Сидя на опушке леса под деревом, я вызываю тот берег, докладываю командиру дивизиона обстановку.
— Так какого же черта они молчали до сих пор?! — кричит Яценко: оказывается, у него уже несколько раз командир полка запрашивал обстановку, а он ничего не мог доложить.
Объясняю: Генералов убит, связь была прервана. Больше не объясняю ничего. Не к чему. У Генералова есть мать. Мать не виновата ни в чем. Пусть наравне со всеми получит извещение: «Пал смертью храбрых». Когда притупится горе, хоть это будет утешением ей.
— Ну так ты смотри теперь! — предупреждает Яценко, словно от меня зависит, чтоб обстрел не повторился. И торопится закончить разговор. Он доволен, что я уже здесь, что связь восстановлена, а главное, доволен, что может наконец доложить обстановку командиру полка. И спешит поэтому.
Пока я говорю по телефону, Синюков под громкие охи Мезенцева стаскивает с его ноги сапог, разматывает мокрую портянку. Щиколотка действительно распухла. Мезенцев сидит под кустом, упираясь руками в землю. Нога поднята вверх, она выражает укор мне. Синюков без всякой брезгливости держит в своих руках его мокрую ступню с грязными, давно не стриженными ногтями на искривленных пальцах, ощупывает ее с интересом: ему бы санитаром быть. И, не предупредив, вдруг дергает сильно. Задохнувшись от боли, с расширенными зрачками, Мезенцев хватается за свою ногу, лезет по ней вверх, хватает Синюкова за руки.
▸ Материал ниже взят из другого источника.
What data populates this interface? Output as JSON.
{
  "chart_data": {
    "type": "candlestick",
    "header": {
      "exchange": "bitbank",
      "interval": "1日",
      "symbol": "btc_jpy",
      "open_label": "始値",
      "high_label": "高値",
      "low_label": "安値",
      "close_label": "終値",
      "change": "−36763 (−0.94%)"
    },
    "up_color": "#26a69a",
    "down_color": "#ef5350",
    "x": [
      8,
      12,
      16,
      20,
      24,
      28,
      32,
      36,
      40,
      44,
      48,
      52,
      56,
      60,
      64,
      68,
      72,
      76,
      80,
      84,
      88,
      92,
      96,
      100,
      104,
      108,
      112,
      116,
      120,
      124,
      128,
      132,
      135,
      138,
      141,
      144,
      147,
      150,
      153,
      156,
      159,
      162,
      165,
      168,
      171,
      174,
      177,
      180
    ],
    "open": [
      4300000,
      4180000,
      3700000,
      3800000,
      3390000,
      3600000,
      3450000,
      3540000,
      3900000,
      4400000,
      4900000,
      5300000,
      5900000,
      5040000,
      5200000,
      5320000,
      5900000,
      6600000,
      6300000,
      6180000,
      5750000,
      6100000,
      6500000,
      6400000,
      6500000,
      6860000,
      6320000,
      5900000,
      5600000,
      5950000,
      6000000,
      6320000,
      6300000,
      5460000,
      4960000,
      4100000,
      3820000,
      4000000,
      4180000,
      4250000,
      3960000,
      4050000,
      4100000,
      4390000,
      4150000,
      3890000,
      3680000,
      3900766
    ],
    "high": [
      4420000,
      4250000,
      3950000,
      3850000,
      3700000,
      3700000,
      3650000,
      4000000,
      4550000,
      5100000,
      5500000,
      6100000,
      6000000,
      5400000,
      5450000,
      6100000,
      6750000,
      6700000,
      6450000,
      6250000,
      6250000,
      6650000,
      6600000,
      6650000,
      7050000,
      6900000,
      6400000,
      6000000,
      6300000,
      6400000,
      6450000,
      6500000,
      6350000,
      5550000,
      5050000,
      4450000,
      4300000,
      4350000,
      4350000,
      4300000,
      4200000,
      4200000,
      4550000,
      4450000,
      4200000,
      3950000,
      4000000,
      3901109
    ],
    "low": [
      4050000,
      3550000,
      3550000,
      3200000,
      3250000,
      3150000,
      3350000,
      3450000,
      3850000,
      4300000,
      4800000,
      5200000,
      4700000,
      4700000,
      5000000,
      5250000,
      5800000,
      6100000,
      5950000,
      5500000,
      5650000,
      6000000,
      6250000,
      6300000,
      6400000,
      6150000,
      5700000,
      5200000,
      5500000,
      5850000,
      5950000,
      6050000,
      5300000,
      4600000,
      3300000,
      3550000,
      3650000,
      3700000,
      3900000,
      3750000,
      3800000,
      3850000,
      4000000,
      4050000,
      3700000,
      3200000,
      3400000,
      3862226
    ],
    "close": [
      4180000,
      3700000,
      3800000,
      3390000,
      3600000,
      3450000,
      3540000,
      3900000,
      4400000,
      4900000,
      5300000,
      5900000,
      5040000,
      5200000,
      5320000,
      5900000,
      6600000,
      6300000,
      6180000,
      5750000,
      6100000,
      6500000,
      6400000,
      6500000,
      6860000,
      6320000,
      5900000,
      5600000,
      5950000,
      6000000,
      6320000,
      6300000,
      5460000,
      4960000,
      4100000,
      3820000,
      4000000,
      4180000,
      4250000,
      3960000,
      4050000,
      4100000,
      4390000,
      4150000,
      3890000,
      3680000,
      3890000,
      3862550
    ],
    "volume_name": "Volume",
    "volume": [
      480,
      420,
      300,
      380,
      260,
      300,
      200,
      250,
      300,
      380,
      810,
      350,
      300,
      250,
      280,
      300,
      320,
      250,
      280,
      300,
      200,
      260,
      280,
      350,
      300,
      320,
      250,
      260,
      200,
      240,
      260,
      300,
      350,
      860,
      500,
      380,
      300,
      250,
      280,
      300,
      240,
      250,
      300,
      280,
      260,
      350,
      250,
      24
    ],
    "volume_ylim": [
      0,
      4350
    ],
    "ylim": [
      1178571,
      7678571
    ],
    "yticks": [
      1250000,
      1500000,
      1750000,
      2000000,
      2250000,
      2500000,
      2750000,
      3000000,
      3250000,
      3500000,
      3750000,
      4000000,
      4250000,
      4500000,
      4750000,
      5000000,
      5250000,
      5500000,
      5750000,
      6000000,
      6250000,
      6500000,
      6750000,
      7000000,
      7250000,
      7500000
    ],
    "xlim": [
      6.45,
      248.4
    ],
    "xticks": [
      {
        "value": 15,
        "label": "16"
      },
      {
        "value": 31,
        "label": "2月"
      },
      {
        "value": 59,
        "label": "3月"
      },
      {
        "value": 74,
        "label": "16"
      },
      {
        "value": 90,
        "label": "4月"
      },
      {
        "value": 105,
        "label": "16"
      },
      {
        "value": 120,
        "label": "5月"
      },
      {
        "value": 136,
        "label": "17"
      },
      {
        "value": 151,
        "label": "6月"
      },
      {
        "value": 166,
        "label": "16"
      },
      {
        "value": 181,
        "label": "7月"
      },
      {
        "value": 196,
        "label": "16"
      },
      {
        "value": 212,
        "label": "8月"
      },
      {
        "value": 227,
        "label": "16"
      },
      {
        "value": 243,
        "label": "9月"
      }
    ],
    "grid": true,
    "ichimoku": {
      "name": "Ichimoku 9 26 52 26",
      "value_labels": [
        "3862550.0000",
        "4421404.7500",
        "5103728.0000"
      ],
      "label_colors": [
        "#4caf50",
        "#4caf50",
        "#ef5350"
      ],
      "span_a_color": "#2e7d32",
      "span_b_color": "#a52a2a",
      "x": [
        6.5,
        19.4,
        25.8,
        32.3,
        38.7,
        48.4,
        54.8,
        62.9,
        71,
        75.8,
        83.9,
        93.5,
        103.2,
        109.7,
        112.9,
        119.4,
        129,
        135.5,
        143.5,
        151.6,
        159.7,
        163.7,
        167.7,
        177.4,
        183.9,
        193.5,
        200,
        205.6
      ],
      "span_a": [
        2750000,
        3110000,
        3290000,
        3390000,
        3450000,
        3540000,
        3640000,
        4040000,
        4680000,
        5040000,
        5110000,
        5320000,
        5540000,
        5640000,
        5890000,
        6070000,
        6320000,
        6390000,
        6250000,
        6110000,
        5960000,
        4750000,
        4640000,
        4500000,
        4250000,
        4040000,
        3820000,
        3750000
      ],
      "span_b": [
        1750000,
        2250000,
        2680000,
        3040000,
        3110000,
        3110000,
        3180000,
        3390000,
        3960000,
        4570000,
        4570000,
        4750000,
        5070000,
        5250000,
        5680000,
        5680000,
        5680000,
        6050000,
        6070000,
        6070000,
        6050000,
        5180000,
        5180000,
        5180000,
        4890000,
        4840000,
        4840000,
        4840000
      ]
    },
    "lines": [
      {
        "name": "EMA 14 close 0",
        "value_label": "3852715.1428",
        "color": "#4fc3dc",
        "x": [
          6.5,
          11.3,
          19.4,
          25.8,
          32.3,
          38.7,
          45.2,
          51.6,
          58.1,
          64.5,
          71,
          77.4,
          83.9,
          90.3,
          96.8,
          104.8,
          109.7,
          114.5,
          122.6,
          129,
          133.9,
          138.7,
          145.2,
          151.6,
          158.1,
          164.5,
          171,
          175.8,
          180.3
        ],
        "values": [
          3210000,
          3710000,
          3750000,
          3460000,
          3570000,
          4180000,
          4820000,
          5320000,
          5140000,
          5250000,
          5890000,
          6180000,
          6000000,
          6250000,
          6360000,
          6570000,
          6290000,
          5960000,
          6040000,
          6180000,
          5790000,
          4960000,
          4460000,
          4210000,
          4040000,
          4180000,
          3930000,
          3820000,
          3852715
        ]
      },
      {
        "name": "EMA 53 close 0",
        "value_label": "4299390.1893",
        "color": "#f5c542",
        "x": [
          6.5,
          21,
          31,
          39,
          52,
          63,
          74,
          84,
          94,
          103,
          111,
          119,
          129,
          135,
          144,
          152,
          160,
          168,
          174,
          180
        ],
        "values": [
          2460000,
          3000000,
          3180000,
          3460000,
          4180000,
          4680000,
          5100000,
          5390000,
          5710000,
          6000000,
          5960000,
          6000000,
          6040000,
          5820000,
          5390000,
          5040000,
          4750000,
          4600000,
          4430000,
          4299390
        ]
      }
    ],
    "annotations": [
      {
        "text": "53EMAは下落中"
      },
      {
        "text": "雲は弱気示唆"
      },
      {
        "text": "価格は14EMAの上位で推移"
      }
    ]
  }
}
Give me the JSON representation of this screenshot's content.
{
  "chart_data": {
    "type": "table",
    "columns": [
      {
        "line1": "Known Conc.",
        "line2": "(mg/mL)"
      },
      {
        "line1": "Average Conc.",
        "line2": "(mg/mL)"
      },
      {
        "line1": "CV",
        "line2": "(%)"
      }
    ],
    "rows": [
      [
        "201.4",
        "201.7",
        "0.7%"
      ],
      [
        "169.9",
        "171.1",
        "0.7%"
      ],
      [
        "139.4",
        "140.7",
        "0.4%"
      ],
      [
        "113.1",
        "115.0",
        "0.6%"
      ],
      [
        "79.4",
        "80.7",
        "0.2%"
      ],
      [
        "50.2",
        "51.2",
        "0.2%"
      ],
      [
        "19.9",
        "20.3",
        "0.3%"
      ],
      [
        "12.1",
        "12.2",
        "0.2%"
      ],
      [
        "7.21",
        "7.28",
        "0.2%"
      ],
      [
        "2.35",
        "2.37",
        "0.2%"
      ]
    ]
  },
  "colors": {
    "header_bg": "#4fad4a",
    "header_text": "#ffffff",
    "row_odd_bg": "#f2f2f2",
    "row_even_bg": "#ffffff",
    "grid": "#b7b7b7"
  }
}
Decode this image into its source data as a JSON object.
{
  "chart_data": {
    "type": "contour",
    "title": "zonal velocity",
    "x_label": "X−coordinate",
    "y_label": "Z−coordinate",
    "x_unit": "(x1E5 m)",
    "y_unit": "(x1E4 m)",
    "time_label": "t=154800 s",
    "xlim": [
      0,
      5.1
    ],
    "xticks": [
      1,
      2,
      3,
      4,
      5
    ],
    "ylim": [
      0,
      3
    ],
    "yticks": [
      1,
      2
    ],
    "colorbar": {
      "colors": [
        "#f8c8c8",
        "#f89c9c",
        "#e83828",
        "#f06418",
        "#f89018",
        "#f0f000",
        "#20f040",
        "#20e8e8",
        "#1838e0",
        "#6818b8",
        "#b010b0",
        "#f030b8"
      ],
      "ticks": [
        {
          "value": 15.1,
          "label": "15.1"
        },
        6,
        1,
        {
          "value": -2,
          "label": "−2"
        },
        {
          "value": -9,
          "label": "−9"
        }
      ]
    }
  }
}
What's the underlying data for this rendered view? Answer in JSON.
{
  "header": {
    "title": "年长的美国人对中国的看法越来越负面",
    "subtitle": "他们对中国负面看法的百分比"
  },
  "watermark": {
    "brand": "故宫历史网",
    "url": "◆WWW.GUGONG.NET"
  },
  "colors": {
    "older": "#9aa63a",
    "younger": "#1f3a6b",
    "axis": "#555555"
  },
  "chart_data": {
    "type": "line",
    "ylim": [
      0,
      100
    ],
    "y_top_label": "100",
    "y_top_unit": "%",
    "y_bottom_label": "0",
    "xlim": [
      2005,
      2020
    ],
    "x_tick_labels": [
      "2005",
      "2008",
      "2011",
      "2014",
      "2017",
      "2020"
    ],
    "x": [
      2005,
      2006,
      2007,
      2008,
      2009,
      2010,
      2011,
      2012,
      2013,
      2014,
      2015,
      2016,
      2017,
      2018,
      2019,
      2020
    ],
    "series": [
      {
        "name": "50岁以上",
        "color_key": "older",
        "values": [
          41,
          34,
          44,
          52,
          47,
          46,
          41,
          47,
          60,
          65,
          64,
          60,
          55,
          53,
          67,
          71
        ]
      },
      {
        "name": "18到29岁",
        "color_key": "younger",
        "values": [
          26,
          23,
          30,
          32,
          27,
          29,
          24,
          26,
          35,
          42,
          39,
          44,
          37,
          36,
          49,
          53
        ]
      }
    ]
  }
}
Но постепенно ужас и боль в его глазах сменяются чем-то другим, робким, похожим на изумление. Он еще не верит, но боли уже нет. Без сил он сидит на земле. Синюков, довольный, свертывает над ним папироску. Работа сама говорит за него. Кажется, они собрались сидеть тут до вечера. Мезенцев на правах пострадавшего греет босую ногу на солнце и все не налюбуется на нее.
— Пошли! — говорю я.
Синюков сразу мрачнеет. Гасит папироску.
— Куда же идти, товарищ лейтенант? — басит он угрюмо, глядя под ноги себе и почему-то особенно выделяя «товарищ лейтенант». — Белый день, он сейчас увидит — из минометов начнет швырять.
Тогда Мезенцев тоже подает голос:
— У меня вывихнута нога! Я не могу надеть сапог!